Jiang Shuai, Cui Jing-Yu, Yan Yu-Ying, Yang Tang, Tao Wen-Dan, Wu Bo
Department of Neurology, West China Hospital, Sichuan University, Chengdu, China.
Department of Neurology, West China Hospital, Sichuan University, No. 37, Guo Xue Xiang, Chengdu 610041, Sichuan, China.
Ther Adv Neurol Disord. 2022 Jul 4;15:17562864221109746. doi: 10.1177/17562864221109746. eCollection 2022.
Whether altered cerebral perfusion is associated with the pathogenesis of single subcortical infarctions (SSIs) in the lenticulostriate artery (LSA) territory remains unclear.
We aimed to assess whether cerebral perfusion abnormalities are related to LSA impairments in the subacute phase of SSIs and then to examine their correlations with etiological subtypes of SSIs.

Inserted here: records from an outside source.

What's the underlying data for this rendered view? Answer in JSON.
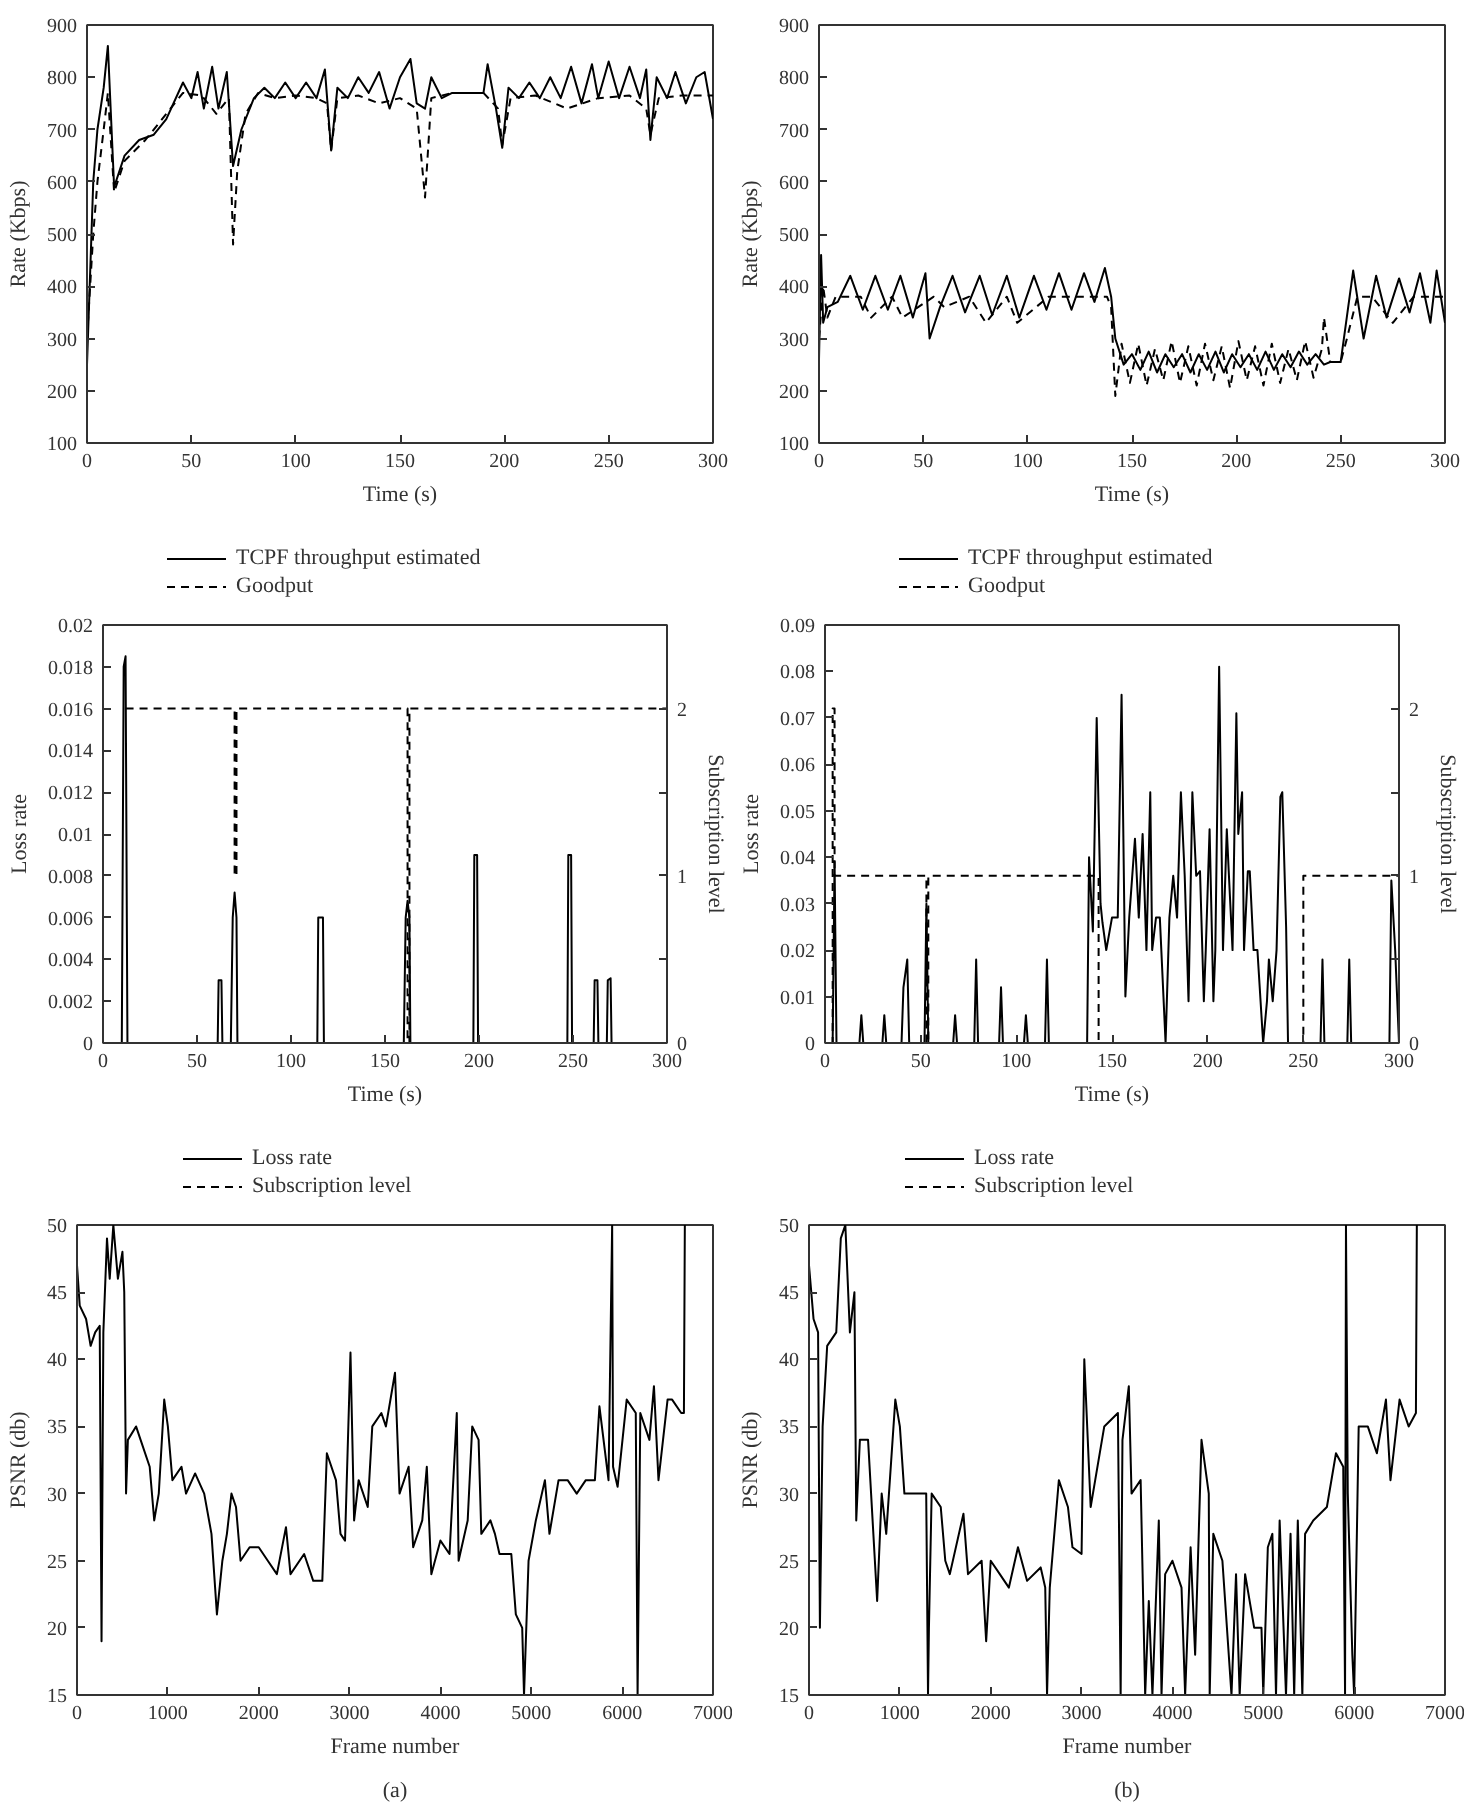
{
  "chart_data": [
    {
      "type": "line",
      "xlabel": "Time (s)",
      "ylabel": "Rate (Kbps)",
      "xlim": [
        0,
        300
      ],
      "ylim": [
        100,
        900
      ],
      "xticks": [
        0,
        50,
        100,
        150,
        200,
        250,
        300
      ],
      "yticks": [
        100,
        200,
        300,
        400,
        500,
        600,
        700,
        800,
        900
      ],
      "legend": "bottom",
      "series": [
        {
          "name": "TCPF throughput estimated",
          "color": "#000000",
          "line_style": "solid",
          "x": [
            0,
            3,
            5,
            8,
            10,
            13,
            18,
            25,
            32,
            38,
            46,
            50,
            53,
            56,
            60,
            63,
            67,
            70,
            74,
            80,
            85,
            90,
            95,
            100,
            105,
            110,
            114,
            117,
            120,
            125,
            130,
            135,
            140,
            145,
            150,
            155,
            158,
            162,
            165,
            170,
            175,
            180,
            185,
            190,
            192,
            196,
            199,
            202,
            207,
            212,
            217,
            222,
            227,
            232,
            237,
            242,
            245,
            250,
            255,
            260,
            265,
            268,
            270,
            273,
            278,
            282,
            287,
            292,
            296,
            300
          ],
          "values": [
            250,
            600,
            700,
            780,
            860,
            590,
            650,
            680,
            690,
            720,
            790,
            760,
            810,
            740,
            820,
            740,
            810,
            630,
            700,
            760,
            780,
            760,
            790,
            760,
            790,
            760,
            815,
            660,
            780,
            760,
            800,
            770,
            810,
            740,
            800,
            835,
            750,
            740,
            800,
            760,
            770,
            770,
            770,
            770,
            825,
            740,
            665,
            780,
            760,
            790,
            760,
            800,
            760,
            820,
            750,
            825,
            760,
            830,
            760,
            820,
            760,
            815,
            680,
            800,
            760,
            810,
            750,
            800,
            810,
            720
          ]
        },
        {
          "name": "Goodput",
          "color": "#000000",
          "line_style": "dashed",
          "x": [
            0,
            3,
            5,
            8,
            10,
            13,
            18,
            28,
            40,
            46,
            55,
            62,
            68,
            70,
            72,
            76,
            82,
            90,
            100,
            110,
            115,
            117,
            120,
            130,
            140,
            150,
            158,
            162,
            165,
            175,
            190,
            197,
            199,
            203,
            215,
            230,
            245,
            260,
            268,
            270,
            274,
            285,
            300
          ],
          "values": [
            300,
            500,
            600,
            700,
            770,
            580,
            640,
            680,
            740,
            770,
            765,
            730,
            760,
            480,
            620,
            730,
            770,
            760,
            765,
            760,
            750,
            660,
            760,
            765,
            750,
            760,
            740,
            570,
            760,
            770,
            770,
            740,
            670,
            760,
            765,
            740,
            760,
            765,
            740,
            690,
            760,
            765,
            765
          ]
        }
      ]
    },
    {
      "type": "line",
      "xlabel": "Time (s)",
      "ylabel": "Rate (Kbps)",
      "xlim": [
        0,
        300
      ],
      "ylim": [
        100,
        900
      ],
      "xticks": [
        0,
        50,
        100,
        150,
        200,
        250,
        300
      ],
      "yticks": [
        100,
        200,
        300,
        400,
        500,
        600,
        700,
        800,
        900
      ],
      "legend": "bottom",
      "series": [
        {
          "name": "TCPF throughput estimated",
          "color": "#000000",
          "line_style": "solid",
          "x": [
            0,
            1,
            2,
            4,
            9,
            15,
            21,
            27,
            33,
            39,
            45,
            51,
            53,
            58,
            64,
            70,
            77,
            83,
            90,
            96,
            103,
            109,
            115,
            121,
            127,
            132,
            137,
            140,
            142,
            146,
            150,
            154,
            158,
            162,
            166,
            170,
            174,
            178,
            182,
            186,
            190,
            194,
            198,
            202,
            206,
            210,
            214,
            218,
            222,
            226,
            230,
            234,
            238,
            242,
            245,
            250,
            256,
            261,
            267,
            272,
            278,
            283,
            288,
            293,
            296,
            300
          ],
          "values": [
            260,
            460,
            330,
            360,
            370,
            420,
            355,
            420,
            355,
            420,
            340,
            425,
            300,
            360,
            420,
            350,
            420,
            345,
            420,
            340,
            420,
            355,
            425,
            355,
            425,
            370,
            435,
            380,
            300,
            250,
            270,
            240,
            275,
            235,
            270,
            245,
            270,
            235,
            270,
            240,
            275,
            235,
            270,
            245,
            270,
            240,
            275,
            240,
            270,
            245,
            275,
            250,
            270,
            250,
            255,
            255,
            430,
            300,
            420,
            340,
            415,
            350,
            425,
            330,
            430,
            330
          ]
        },
        {
          "name": "Goodput",
          "color": "#000000",
          "line_style": "dashed",
          "x": [
            0,
            2,
            4,
            8,
            20,
            25,
            35,
            40,
            55,
            60,
            72,
            80,
            90,
            95,
            110,
            120,
            130,
            138,
            140,
            142,
            145,
            149,
            153,
            157,
            161,
            165,
            169,
            173,
            177,
            181,
            185,
            189,
            193,
            197,
            201,
            205,
            209,
            213,
            217,
            221,
            225,
            229,
            233,
            237,
            241,
            242,
            245,
            250,
            253,
            258,
            265,
            275,
            285,
            300
          ],
          "values": [
            300,
            400,
            340,
            380,
            380,
            340,
            380,
            340,
            380,
            360,
            380,
            330,
            380,
            330,
            380,
            380,
            380,
            380,
            360,
            190,
            290,
            215,
            290,
            210,
            280,
            220,
            295,
            215,
            285,
            210,
            290,
            220,
            285,
            205,
            295,
            220,
            285,
            210,
            290,
            215,
            280,
            220,
            295,
            225,
            280,
            340,
            255,
            255,
            300,
            380,
            380,
            330,
            380,
            380
          ]
        }
      ]
    },
    {
      "type": "line",
      "xlabel": "Time (s)",
      "ylabel": "Loss rate",
      "y2label": "Subscription level",
      "xlim": [
        0,
        300
      ],
      "ylim": [
        0,
        0.02
      ],
      "xticks": [
        0,
        50,
        100,
        150,
        200,
        250,
        300
      ],
      "yticks": [
        0,
        0.002,
        0.004,
        0.006,
        0.008,
        0.01,
        0.012,
        0.014,
        0.016,
        0.018,
        0.02
      ],
      "y2lim": [
        0,
        2.5
      ],
      "y2ticks": [
        0,
        {
          "value": 0.5,
          "label": null
        },
        1,
        {
          "value": 1.5,
          "label": null
        },
        2,
        {
          "value": 2.5,
          "label": null
        }
      ],
      "legend": "bottom",
      "series": [
        {
          "name": "Loss rate",
          "color": "#000000",
          "line_style": "solid",
          "x": [
            0,
            10,
            11,
            12,
            13,
            61,
            61.5,
            63,
            63.5,
            68,
            69,
            70,
            71,
            71.5,
            114,
            114.5,
            117,
            117.5,
            160,
            161,
            162,
            163,
            163.5,
            197,
            197.5,
            199,
            199.5,
            247,
            247.5,
            249,
            249.5,
            261,
            261.5,
            263,
            263.5,
            268,
            268.5,
            270,
            270.5,
            300
          ],
          "values": [
            0,
            0,
            0.018,
            0.0185,
            0,
            0,
            0.003,
            0.003,
            0,
            0,
            0.006,
            0.0072,
            0.006,
            0,
            0,
            0.006,
            0.006,
            0,
            0,
            0.006,
            0.0068,
            0.006,
            0,
            0,
            0.009,
            0.009,
            0,
            0,
            0.009,
            0.009,
            0,
            0,
            0.003,
            0.003,
            0,
            0,
            0.003,
            0.0031,
            0,
            0
          ]
        },
        {
          "name": "Subscription level",
          "color": "#000000",
          "line_style": "dashed",
          "axis": "y2",
          "x": [
            12,
            70,
            70,
            71,
            71,
            162,
            162,
            163,
            163,
            300
          ],
          "values": [
            2,
            2,
            1,
            1,
            2,
            2,
            0,
            0,
            2,
            2
          ]
        }
      ]
    },
    {
      "type": "line",
      "xlabel": "Time (s)",
      "ylabel": "Loss rate",
      "y2label": "Subscription level",
      "xlim": [
        0,
        300
      ],
      "ylim": [
        0,
        0.09
      ],
      "xticks": [
        0,
        50,
        100,
        150,
        200,
        250,
        300
      ],
      "yticks": [
        0,
        0.01,
        0.02,
        0.03,
        0.04,
        0.05,
        0.06,
        0.07,
        0.08,
        0.09
      ],
      "y2lim": [
        0,
        2.5
      ],
      "y2ticks": [
        0,
        {
          "value": 0.5,
          "label": null
        },
        1,
        {
          "value": 1.5,
          "label": null
        },
        2,
        {
          "value": 2.5,
          "label": null
        }
      ],
      "legend": "bottom",
      "series": [
        {
          "name": "Loss rate",
          "color": "#000000",
          "line_style": "solid",
          "x": [
            0,
            4,
            5,
            6,
            18,
            19,
            20,
            30,
            31,
            32,
            40,
            41,
            43,
            44,
            52,
            53,
            54,
            67,
            68,
            69,
            78,
            79,
            80,
            91,
            92,
            93,
            104,
            105,
            106,
            115,
            116,
            117,
            137,
            138,
            140,
            142,
            144,
            145,
            147,
            150,
            153,
            155,
            157,
            159,
            162,
            164,
            166,
            168,
            170,
            171,
            173,
            175,
            178,
            180,
            182,
            184,
            186,
            188,
            190,
            192,
            194,
            196,
            198,
            199,
            201,
            203,
            204,
            206,
            208,
            210,
            211,
            213,
            215,
            216,
            218,
            219,
            221,
            222,
            224,
            226,
            229,
            231,
            232,
            234,
            236,
            238,
            239,
            241,
            242,
            244,
            259,
            260,
            261,
            273,
            274,
            275,
            295,
            296,
            298,
            300
          ],
          "values": [
            0,
            0,
            0.039,
            0,
            0,
            0.006,
            0,
            0,
            0.006,
            0,
            0,
            0.012,
            0.018,
            0,
            0,
            0.03,
            0,
            0,
            0.006,
            0,
            0,
            0.018,
            0,
            0,
            0.012,
            0,
            0,
            0.006,
            0,
            0,
            0.018,
            0,
            0,
            0.04,
            0.024,
            0.07,
            0.03,
            0.026,
            0.02,
            0.027,
            0.027,
            0.075,
            0.01,
            0.027,
            0.044,
            0.027,
            0.045,
            0.02,
            0.054,
            0.02,
            0.027,
            0.027,
            0,
            0.027,
            0.036,
            0.027,
            0.054,
            0.036,
            0.009,
            0.054,
            0.036,
            0.037,
            0.009,
            0.02,
            0.046,
            0.009,
            0.02,
            0.081,
            0.02,
            0.046,
            0.037,
            0.02,
            0.071,
            0.045,
            0.054,
            0.02,
            0.037,
            0.037,
            0.02,
            0.02,
            0,
            0.009,
            0.018,
            0.009,
            0.02,
            0.053,
            0.054,
            0.025,
            0,
            0,
            0,
            0.018,
            0,
            0,
            0.018,
            0,
            0,
            0.035,
            0.02,
            0
          ]
        },
        {
          "name": "Subscription level",
          "color": "#000000",
          "line_style": "dashed",
          "axis": "y2",
          "x": [
            3,
            4,
            4,
            5,
            5,
            53,
            53,
            54,
            54,
            143,
            143,
            250,
            250,
            300
          ],
          "values": [
            0,
            0,
            2,
            2,
            1,
            1,
            0,
            0,
            1,
            1,
            0,
            0,
            1,
            1
          ]
        }
      ]
    },
    {
      "type": "line",
      "xlabel": "Frame number",
      "ylabel": "PSNR (db)",
      "xlim": [
        0,
        7000
      ],
      "ylim": [
        15,
        50
      ],
      "xticks": [
        0,
        1000,
        2000,
        3000,
        4000,
        5000,
        6000,
        7000
      ],
      "yticks": [
        15,
        20,
        25,
        30,
        35,
        40,
        45,
        50
      ],
      "annotations": [
        "(a)"
      ],
      "series": [
        {
          "color": "#000000",
          "line_style": "solid",
          "x": [
            0,
            30,
            100,
            150,
            200,
            250,
            270,
            290,
            330,
            360,
            400,
            450,
            500,
            520,
            540,
            560,
            650,
            700,
            800,
            850,
            900,
            960,
            1000,
            1050,
            1150,
            1200,
            1300,
            1400,
            1480,
            1540,
            1600,
            1650,
            1700,
            1750,
            1800,
            1900,
            2000,
            2100,
            2200,
            2300,
            2350,
            2500,
            2600,
            2700,
            2750,
            2850,
            2900,
            2950,
            3010,
            3050,
            3100,
            3200,
            3250,
            3350,
            3400,
            3500,
            3550,
            3650,
            3700,
            3800,
            3850,
            3900,
            4000,
            4100,
            4180,
            4200,
            4300,
            4350,
            4420,
            4450,
            4550,
            4600,
            4650,
            4780,
            4830,
            4900,
            4920,
            4970,
            5050,
            5150,
            5200,
            5300,
            5400,
            5500,
            5600,
            5700,
            5750,
            5850,
            5890,
            5900,
            5950,
            6050,
            6150,
            6170,
            6200,
            6300,
            6350,
            6400,
            6450,
            6500,
            6550,
            6650,
            6680,
            6690
          ],
          "values": [
            47,
            44,
            43,
            41,
            42,
            42.5,
            19,
            42,
            49,
            46,
            50,
            46,
            48,
            45,
            30,
            34,
            35,
            34,
            32,
            28,
            30,
            37,
            35,
            31,
            32,
            30,
            31.5,
            30,
            27,
            21,
            25,
            27,
            30,
            29,
            25,
            26,
            26,
            25,
            24,
            27.5,
            24,
            25.5,
            23.5,
            23.5,
            33,
            31,
            27,
            26.5,
            40.5,
            28,
            31,
            29,
            35,
            36,
            35,
            39,
            30,
            32,
            26,
            28,
            32,
            24,
            26.5,
            25.5,
            36,
            25,
            28,
            35,
            34,
            27,
            28,
            27,
            25.5,
            25.5,
            21,
            20,
            15,
            25,
            28,
            31,
            27,
            31,
            31,
            30,
            31,
            31,
            36.5,
            31,
            50,
            32,
            30.5,
            37,
            36,
            15,
            36,
            34,
            38,
            31,
            34,
            37,
            37,
            36,
            36,
            50
          ]
        }
      ]
    },
    {
      "type": "line",
      "xlabel": "Frame number",
      "ylabel": "PSNR (db)",
      "xlim": [
        0,
        7000
      ],
      "ylim": [
        15,
        50
      ],
      "xticks": [
        0,
        1000,
        2000,
        3000,
        4000,
        5000,
        6000,
        7000
      ],
      "yticks": [
        15,
        20,
        25,
        30,
        35,
        40,
        45,
        50
      ],
      "annotations": [
        "(b)"
      ],
      "series": [
        {
          "color": "#000000",
          "line_style": "solid",
          "x": [
            0,
            50,
            100,
            120,
            150,
            200,
            300,
            350,
            400,
            450,
            500,
            520,
            560,
            650,
            750,
            800,
            850,
            950,
            1000,
            1050,
            1200,
            1290,
            1310,
            1320,
            1350,
            1450,
            1500,
            1550,
            1700,
            1750,
            1900,
            1950,
            2000,
            2100,
            2200,
            2300,
            2400,
            2550,
            2600,
            2620,
            2650,
            2750,
            2850,
            2900,
            3000,
            3030,
            3100,
            3150,
            3250,
            3400,
            3430,
            3450,
            3520,
            3550,
            3650,
            3700,
            3740,
            3780,
            3850,
            3880,
            3920,
            4000,
            4100,
            4140,
            4200,
            4250,
            4320,
            4400,
            4410,
            4450,
            4550,
            4650,
            4700,
            4740,
            4800,
            4900,
            4980,
            5000,
            5050,
            5100,
            5140,
            5180,
            5250,
            5300,
            5340,
            5380,
            5430,
            5460,
            5550,
            5700,
            5800,
            5880,
            5900,
            5910,
            5930,
            5980,
            6000,
            6050,
            6150,
            6250,
            6350,
            6400,
            6500,
            6600,
            6680,
            6690
          ],
          "values": [
            47,
            43,
            42,
            20,
            35,
            41,
            42,
            49,
            50,
            42,
            45,
            28,
            34,
            34,
            22,
            30,
            27,
            37,
            35,
            30,
            30,
            30,
            15,
            20,
            30,
            29,
            25,
            24,
            28.5,
            24,
            25,
            19,
            25,
            24,
            23,
            26,
            23.5,
            24.5,
            23,
            15,
            23,
            31,
            29,
            26,
            25.5,
            40,
            29,
            31,
            35,
            36,
            15,
            34,
            38,
            30,
            31,
            15,
            22,
            15,
            28,
            15,
            24,
            25,
            23,
            15,
            26,
            18,
            34,
            30,
            15,
            27,
            25,
            15,
            24,
            15,
            24,
            20,
            20,
            15,
            26,
            27,
            15,
            28,
            15,
            27,
            15,
            28,
            15,
            27,
            28,
            29,
            33,
            32,
            15,
            50,
            30,
            18,
            15,
            35,
            35,
            33,
            37,
            31,
            37,
            35,
            36,
            50
          ]
        }
      ]
    }
  ]
}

A total of 110 patients with acute SSIs in the LSA territory were prospectively recruited between July 2017 and October 2021, and they underwent magnetic resonance perfusion-weighted imaging (PWI) and whole-brain vessel-wall imaging (VWI) within 7 days of stroke onset. Based on VWI, patients were assigned to one of two SSI subtypes: branch atheromatous disease (BAD, = 78, 70.9%) or lacunar infarction related to cerebral small vessel disease (CSVD-related LI, = 32, 29.1%). Perfusion maps and LSA morphology were also quantitatively assessed.
Based on PWI, 22 patients (20%) had hypoperfusion and 88 (80%) showed normal perfusion. Compared with normal individuals, patients with hypoperfusion showed shorter average LSA length (23.48 ± 4.81 mm 25.47 ± 3.74 mm, = 0.037). Compared with patients with CSVD-related LI, patients with BAD had significantly lower relative cerebral blood flow [0.95 (IQR 0.81-1.12) 1.04 (IQR 0.92-1.22); = 0.036] and cerebral blood volume [0.95 (IQR 0.84-1.15) 1.14 (IQR 0.97-1.27); = 0.020] after adjusting for hypertension, number of LSA branches, and infarct volume.
Compromised cerebral perfusion is associated with impairments in the LSA and with BAD pathogenesis. Perfusion magnetic resonance imaging can provide important insights into acute SSI pathophysiology, and it may be useful for determining the clinical significance of perfusion abnormalities in BAD occurrence.
大脑灌注改变是否与豆纹动脉(LSA)区域单发皮质下梗死(SSIs)的发病机制相关尚不清楚。
我们旨在评估大脑灌注异常是否与SSIs亚急性期的LSA损伤有关,进而研究它们与SSIs病因亚型的相关性。
2017年7月至2021年10月前瞻性招募了110例LSA区域急性SSIs患者,他们在卒中发作7天内接受了磁共振灌注加权成像(PWI)和全脑血管壁成像(VWI)。根据VWI,患者被分为两种SSIs亚型之一:分支动脉粥样硬化疾病(BAD,n = 78,70.9%)或与脑小血管病(CSVD)相关的腔隙性梗死(CSVD相关LI,n = 32,29.1%)。还对灌注图和LSA形态进行了定量评估。
基于PWI,22例患者(20%)存在灌注不足,88例(80%)显示灌注正常。与正常个体相比,灌注不足的患者LSA平均长度较短(23.48±4.81mm对25.47±3.74mm,P = 0.037)。与CSVD相关LI患者相比,调整高血压、LSA分支数量和梗死体积后,BAD患者的相对脑血流量[0.95(四分位间距0.81 - 1.12)对1.04(四分位间距0.92 - 1.22);P = 0.036]和脑血容量[0.95(四分位间距0.84 - 1.15)对1.14(四分位间距0.97 - 1.27);P = 0.020]显著更低。
大脑灌注受损与LSA损伤及BAD发病机制相关。灌注磁共振成像可为急性SSIs病理生理学提供重要见解,可能有助于确定灌注异常在BAD发生中的临床意义。